'Maria Stuarda' at San Diego Opera,
reviewed by MARIA NOCKIN
Gaetano Donizetti's opera Maria Stuarda is loosely based on the last years of the life of Mary, Queen of Scots, who lived from 1542 to 1587. William Shakespeare was twenty years old when the Scottish queen was executed, but the subject of her reign was much too controversial to grace the stage in his time. Even in the nineteenth century, it was either heavily censored or shut down by city officials.
A scene from San Diego Opera's 'Mary, Queen of Scots' ('Maria Stuarda'). Photo © 2008 Ken Howard
Mary was born in West Lothian, Scotland, to King James V of Scotland and his French-born wife, Mary of Guise. Unfortunately, James died before the baby was one week old, so eventually the young child went to live in France. Mary became queen of Scotland while still a baby and was betrothed to the dauphin of France as a small child. The dauphin became King François II when he was sixteen years old. He and Mary, who was then seventeen, had been married shortly before. They loved each other and their union might have changed history down to the present day, if the king had not died within a year.

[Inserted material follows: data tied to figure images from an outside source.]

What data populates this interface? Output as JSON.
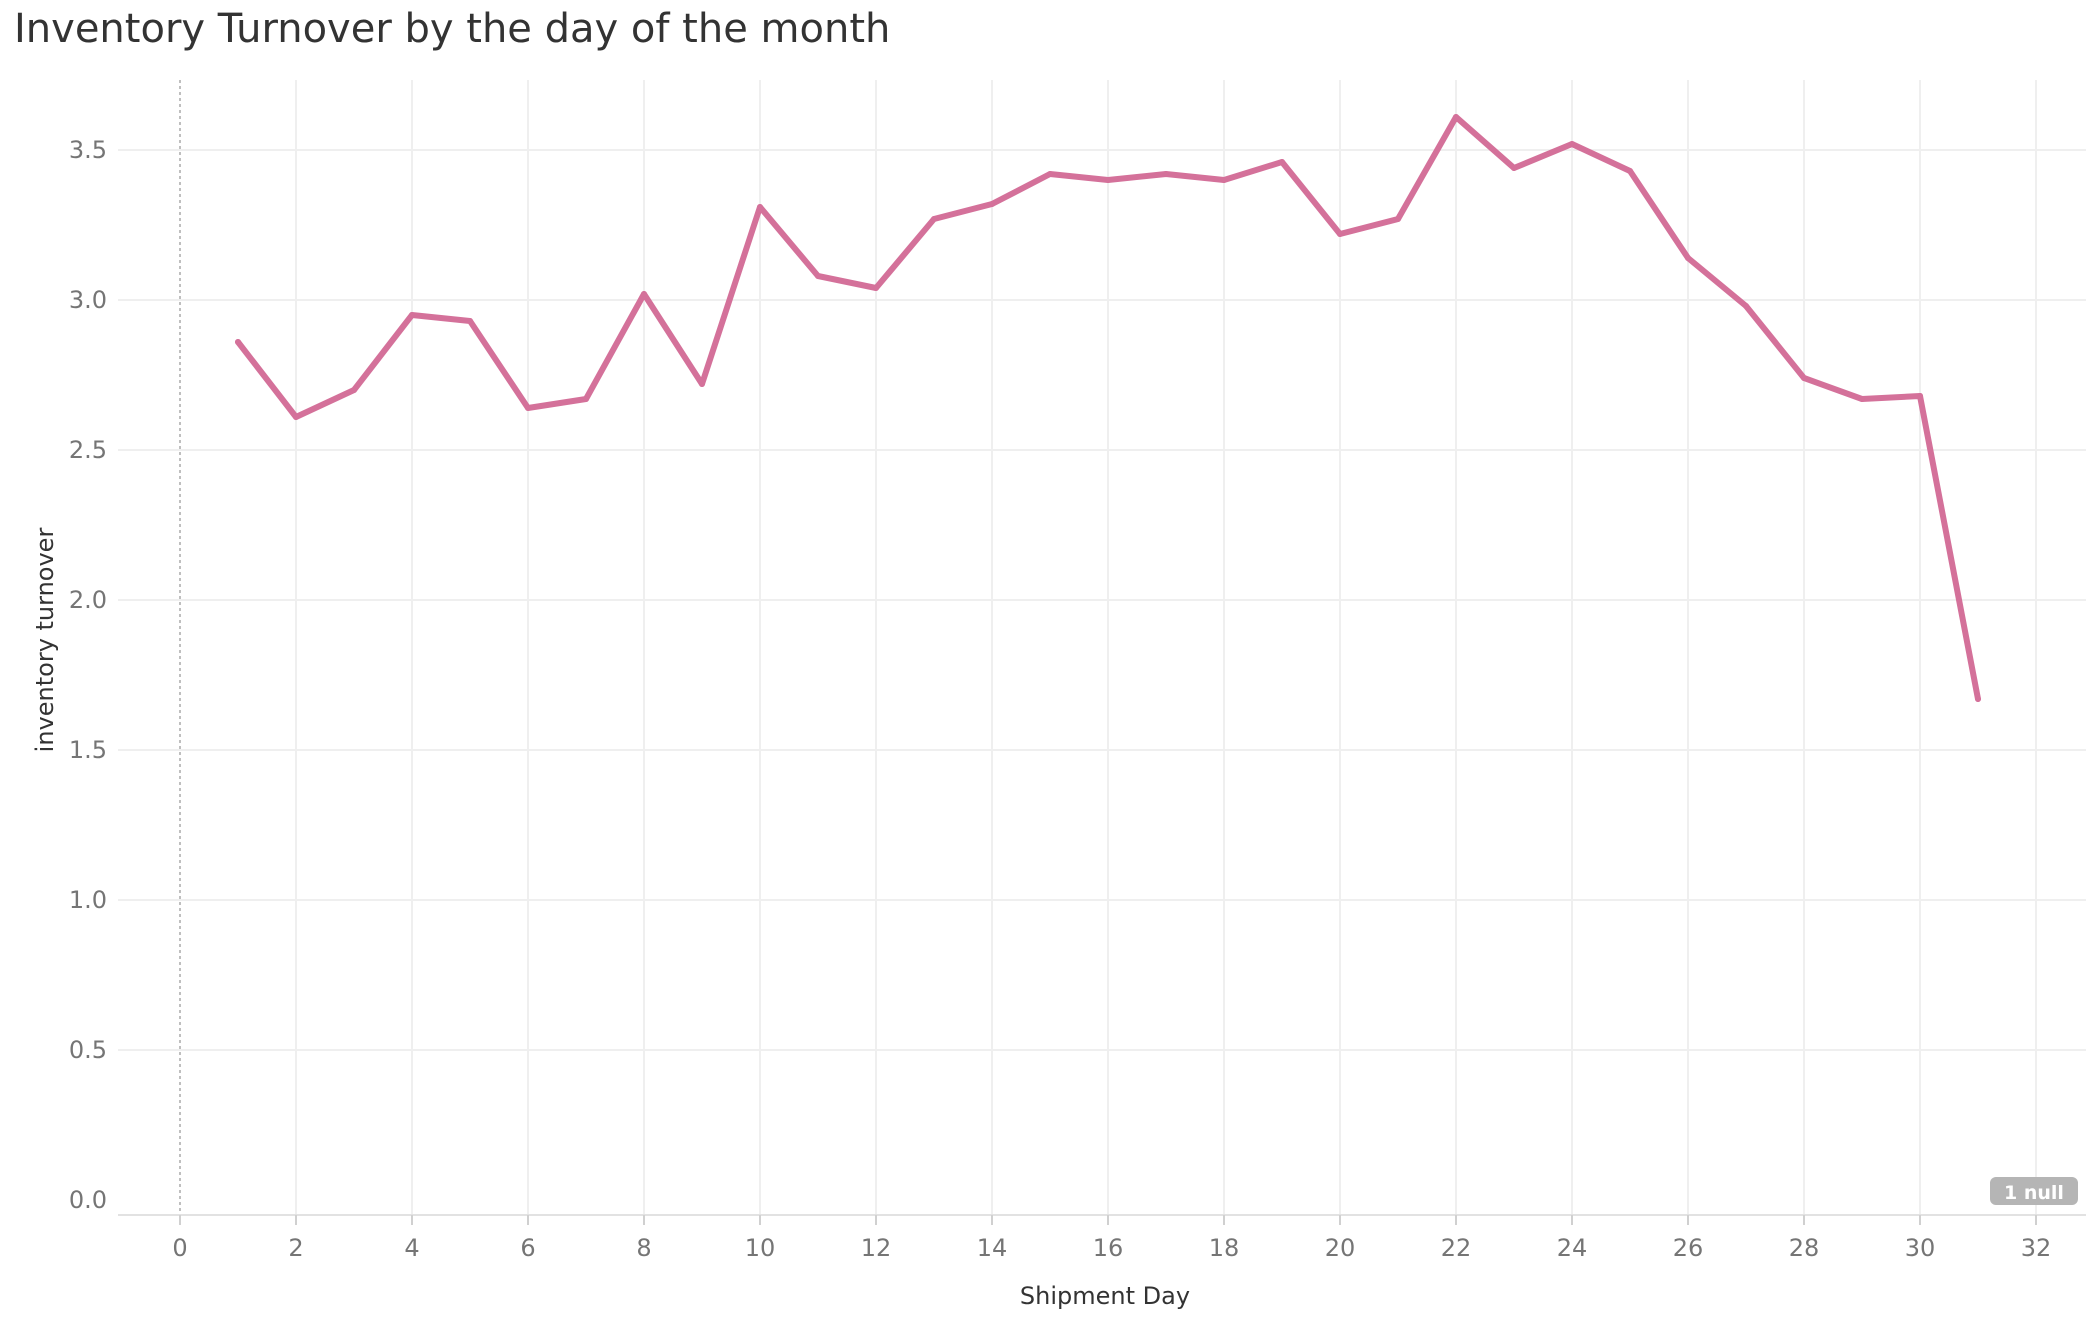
{
  "chart_data": {
    "type": "line",
    "title": "Inventory Turnover by the day of the month",
    "xlabel": "Shipment Day",
    "ylabel": "inventory turnover",
    "xlim": [
      -1,
      33
    ],
    "ylim": [
      -0.05,
      3.75
    ],
    "x_ticks": [
      "0",
      "2",
      "4",
      "6",
      "8",
      "10",
      "12",
      "14",
      "16",
      "18",
      "20",
      "22",
      "24",
      "26",
      "28",
      "30",
      "32"
    ],
    "y_ticks": [
      "0.0",
      "0.5",
      "1.0",
      "1.5",
      "2.0",
      "2.5",
      "3.0",
      "3.5"
    ],
    "grid": true,
    "series": [
      {
        "color": "#d4719a",
        "x": [
          1,
          2,
          3,
          4,
          5,
          6,
          7,
          8,
          9,
          10,
          11,
          12,
          13,
          14,
          15,
          16,
          17,
          18,
          19,
          20,
          21,
          22,
          23,
          24,
          25,
          26,
          27,
          28,
          29,
          30,
          31
        ],
        "values": [
          2.86,
          2.61,
          2.7,
          2.95,
          2.93,
          2.64,
          2.67,
          3.02,
          2.72,
          3.31,
          3.08,
          3.04,
          3.27,
          3.32,
          3.42,
          3.4,
          3.42,
          3.4,
          3.46,
          3.22,
          3.27,
          3.61,
          3.44,
          3.52,
          3.43,
          3.14,
          2.98,
          2.74,
          2.67,
          2.68,
          1.67
        ]
      }
    ],
    "null_indicator": "1 null"
  }
}
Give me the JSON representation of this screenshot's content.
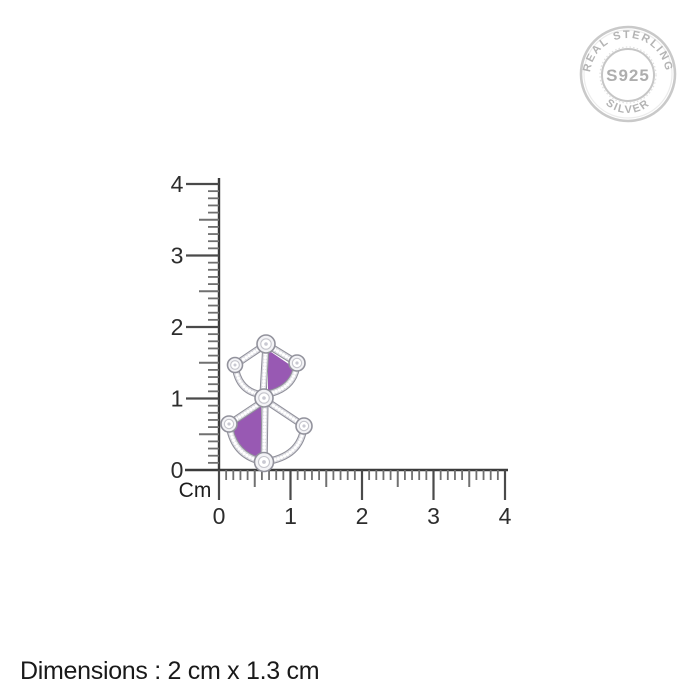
{
  "seal": {
    "top_text": "REAL STERLING",
    "center_text": "S925",
    "bottom_text": "SILVER",
    "color": "#b4b4b4"
  },
  "ruler": {
    "unit_label": "Cm",
    "vertical_tick_labels": [
      "4",
      "3",
      "2",
      "1",
      "0"
    ],
    "horizontal_tick_labels": [
      "0",
      "1",
      "2",
      "3",
      "4"
    ]
  },
  "jewelry": {
    "name": "purple-enamel-cz-studded-silver-fan-earring",
    "enamel_color": "#9859b3",
    "metal_dark": "#8f8f99",
    "metal_light": "#d9d9df",
    "bead_color": "#ffffff",
    "stone_rim_color": "#92929c",
    "stone_fill_color": "#f3f3f6"
  },
  "footer": {
    "dimensions_text": "Dimensions : 2 cm x 1.3 cm"
  }
}
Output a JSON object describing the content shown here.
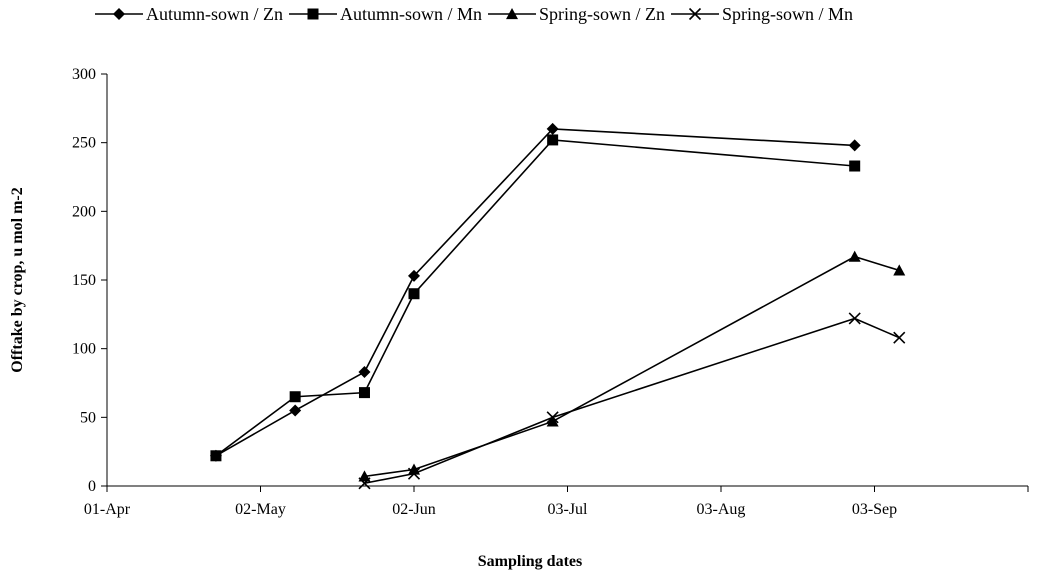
{
  "chart_data": {
    "type": "line",
    "title": "",
    "xlabel": "Sampling dates",
    "ylabel": "Offtake by crop, u mol m-2",
    "x_axis_type": "date",
    "x_ticks": [
      "01-Apr",
      "02-May",
      "02-Jun",
      "03-Jul",
      "03-Aug",
      "03-Sep"
    ],
    "x_tick_dates": [
      "2000-04-01",
      "2000-05-02",
      "2000-06-02",
      "2000-07-03",
      "2000-08-03",
      "2000-09-03"
    ],
    "xlim": [
      "2000-04-01",
      "2000-10-04"
    ],
    "ylim": [
      0,
      300
    ],
    "y_ticks": [
      0,
      50,
      100,
      150,
      200,
      250,
      300
    ],
    "grid": false,
    "legend_position": "top",
    "series": [
      {
        "name": "Autumn-sown / Zn",
        "marker": "diamond",
        "points": [
          {
            "x": "2000-04-23",
            "y": 22
          },
          {
            "x": "2000-05-09",
            "y": 55
          },
          {
            "x": "2000-05-23",
            "y": 83
          },
          {
            "x": "2000-06-02",
            "y": 153
          },
          {
            "x": "2000-06-30",
            "y": 260
          },
          {
            "x": "2000-08-30",
            "y": 248
          }
        ]
      },
      {
        "name": "Autumn-sown / Mn",
        "marker": "square",
        "points": [
          {
            "x": "2000-04-23",
            "y": 22
          },
          {
            "x": "2000-05-09",
            "y": 65
          },
          {
            "x": "2000-05-23",
            "y": 68
          },
          {
            "x": "2000-06-02",
            "y": 140
          },
          {
            "x": "2000-06-30",
            "y": 252
          },
          {
            "x": "2000-08-30",
            "y": 233
          }
        ]
      },
      {
        "name": "Spring-sown / Zn",
        "marker": "triangle",
        "points": [
          {
            "x": "2000-05-23",
            "y": 7
          },
          {
            "x": "2000-06-02",
            "y": 12
          },
          {
            "x": "2000-06-30",
            "y": 47
          },
          {
            "x": "2000-08-30",
            "y": 167
          },
          {
            "x": "2000-09-08",
            "y": 157
          }
        ]
      },
      {
        "name": "Spring-sown / Mn",
        "marker": "x",
        "points": [
          {
            "x": "2000-05-23",
            "y": 2
          },
          {
            "x": "2000-06-02",
            "y": 9
          },
          {
            "x": "2000-06-30",
            "y": 50
          },
          {
            "x": "2000-08-30",
            "y": 122
          },
          {
            "x": "2000-09-08",
            "y": 108
          }
        ]
      }
    ]
  }
}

Angela Gilbert as Mary Stuart and Reinhard Hagen as Talbot. Photo © 2008 Ken Howard
Although as a widow, Mary was no longer queen of France, she was still queen of Scotland. She returned there to the dismay of English Queen Elizabeth I who rightly considered her a threat to her throne. As the daughter of the second marriage of Henry VIII, many considered Elizabeth to have been born out of wedlock according to the regulations of the Catholic Church. Thus, Mary and her supporters thought Elizabeth had no right to the throne of England.